Introduction: One of the most common complications of spinal anesthesia in elective cesarean is a headache, known commonly as post-dural-puncture headache (PDPH). Various methods are mainly recommended such as resting and the use of non-opioid analgesics, caffeine, and codeine, but none of them has been fully effective in its treatment. Hence, this study was conducted to evaluate the effect of magnesium sulfate on the prevention of post-dural-puncture headache in the elective cesarean.
Method: a total of 68 patients candidate for elective cesarean and admitted to Kamali Hospital were selected using convenient sampling and they were randomly divided into two groups. One group received magnesium and other group received saline. Subjects of case group received magnesium at the dose of 50 mg / kg as bolus and the subjects of control group received normal saline at the same dose as bolus. The incidence of headache and its severity 12, 24, 36, 48 , 60 and 72 hours after surgery were measured in both case and control groups.

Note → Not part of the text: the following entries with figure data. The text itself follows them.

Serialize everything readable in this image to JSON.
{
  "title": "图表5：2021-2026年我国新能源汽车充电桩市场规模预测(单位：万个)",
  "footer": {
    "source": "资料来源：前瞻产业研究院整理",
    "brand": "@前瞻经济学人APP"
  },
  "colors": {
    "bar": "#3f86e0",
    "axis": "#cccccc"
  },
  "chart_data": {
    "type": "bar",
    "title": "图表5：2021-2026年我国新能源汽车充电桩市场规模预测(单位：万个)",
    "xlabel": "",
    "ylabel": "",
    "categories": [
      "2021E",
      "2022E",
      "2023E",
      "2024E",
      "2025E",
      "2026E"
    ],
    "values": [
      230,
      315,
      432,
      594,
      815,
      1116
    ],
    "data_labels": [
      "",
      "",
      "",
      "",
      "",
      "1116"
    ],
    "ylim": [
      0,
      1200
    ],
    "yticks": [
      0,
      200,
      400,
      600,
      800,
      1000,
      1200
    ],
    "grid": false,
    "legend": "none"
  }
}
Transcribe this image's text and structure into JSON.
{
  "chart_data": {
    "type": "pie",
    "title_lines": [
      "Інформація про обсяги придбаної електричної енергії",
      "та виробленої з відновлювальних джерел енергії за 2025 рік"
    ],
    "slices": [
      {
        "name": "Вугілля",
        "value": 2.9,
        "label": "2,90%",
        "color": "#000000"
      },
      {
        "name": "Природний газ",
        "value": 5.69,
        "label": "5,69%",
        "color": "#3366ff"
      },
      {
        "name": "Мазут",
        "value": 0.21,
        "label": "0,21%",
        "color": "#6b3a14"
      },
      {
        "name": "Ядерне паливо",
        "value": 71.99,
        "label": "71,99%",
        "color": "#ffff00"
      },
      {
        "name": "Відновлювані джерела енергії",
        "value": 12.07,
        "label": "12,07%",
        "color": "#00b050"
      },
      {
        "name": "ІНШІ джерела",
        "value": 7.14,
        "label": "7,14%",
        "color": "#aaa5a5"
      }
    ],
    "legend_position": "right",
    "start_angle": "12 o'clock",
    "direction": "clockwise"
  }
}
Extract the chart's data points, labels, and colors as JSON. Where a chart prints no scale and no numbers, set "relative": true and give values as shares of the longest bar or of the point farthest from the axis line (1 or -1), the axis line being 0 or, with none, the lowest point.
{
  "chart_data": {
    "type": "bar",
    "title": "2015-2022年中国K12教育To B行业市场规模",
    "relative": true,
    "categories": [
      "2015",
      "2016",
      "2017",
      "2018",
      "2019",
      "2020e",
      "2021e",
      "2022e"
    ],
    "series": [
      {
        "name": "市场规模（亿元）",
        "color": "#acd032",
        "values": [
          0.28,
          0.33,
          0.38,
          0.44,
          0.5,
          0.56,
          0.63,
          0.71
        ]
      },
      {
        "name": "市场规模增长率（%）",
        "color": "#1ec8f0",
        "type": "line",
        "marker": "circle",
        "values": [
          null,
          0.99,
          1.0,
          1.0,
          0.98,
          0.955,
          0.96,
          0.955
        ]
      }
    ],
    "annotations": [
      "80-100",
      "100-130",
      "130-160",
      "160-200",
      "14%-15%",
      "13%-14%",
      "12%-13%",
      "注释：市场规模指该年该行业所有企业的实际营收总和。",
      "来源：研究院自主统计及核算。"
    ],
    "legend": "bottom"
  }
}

Results: The mean age of patients in the magnesium sulfate group was 27.94 years with a standard deviation of 5.18 and the mean age of patients in the normal saline group was 29.35 years with a standard deviation of 5.97. The mean body mass index (BMI) in the magnesium sulfate group was 26.34 with a standard deviation of 4.03 and the mean body mass index (BMI) in the normal saline group was 27.15 with a standard deviation of 2.47. Post-dural-puncture headache severity was lower in the case group than that in the control group at all times (P <0.05).
Conclusion: The results of this study revealed that intravenous administration of magnesium sulfate before elective cesarean in patients undergoing spinal anesthesia significantly decreases the severity of post-dural-puncture headache (PDPH).